# SEEING THIS RATING KILLS ME



## Hum2010 (Dec 17, 2015)

I barely started driving for Uber and last night was my first night out I had an overall of 15 trips and my ratings are 6 5 stars out of 8 rated trips and overall rating is a 4.43 is something wrong that I'm doing this is the only job that will put food on the table for now I am going back out tonight but seeing that rating kills me..


----------



## Tncluber (Sep 6, 2015)

Hum2010 said:


> I barely started driving for Uber and last night was my first night out I had an overall of 15 trips and my ratings are 6 5 stars out of 8 rated trips and overall rating is a 4.43 is something wrong that I'm doing this is the only job that will put food on the table for now I am going back out tonight but seeing that rating kills me..


Lol, you'll find your way. Don't worry.


----------



## annbanan (Nov 3, 2015)

Hum2010 said:


> I barely started driving for Uber and last night was my first night out I had an overall of 15 trips and my ratings are 6 5 stars out of 8 rated trips and overall rating is a 4.43 is something wrong that I'm doing this is the only job that will put food on the table for now I am going back out tonight but seeing that rating kills me..

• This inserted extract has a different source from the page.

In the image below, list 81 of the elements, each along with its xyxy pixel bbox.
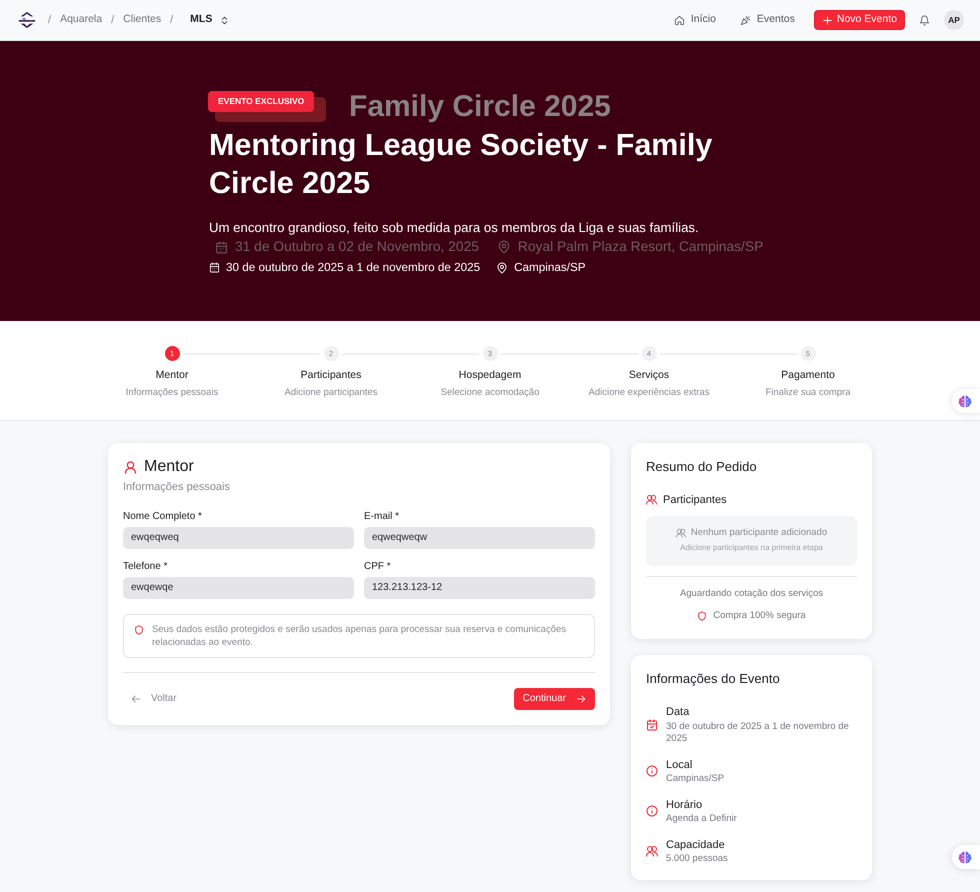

Same here --seeing my rating kills me, too. It really bothers me. I've done 30 trips and I'm down to 4.2. It's disheartening.


----------



## UberLaLa (Sep 6, 2015)

Guys, Not to worry. Uber does not make any hard decisions until you have 50 - 100 trips. You will be fine. Make sure your car is clean and be pro.


----------



## Bart McCoy (Nov 4, 2014)

Give it some time. Unfortunately you will have to kiss pax ass though


----------



## Jack Marrero (Oct 24, 2015)

Don't worry, you just got a couple of demanding paxs.


----------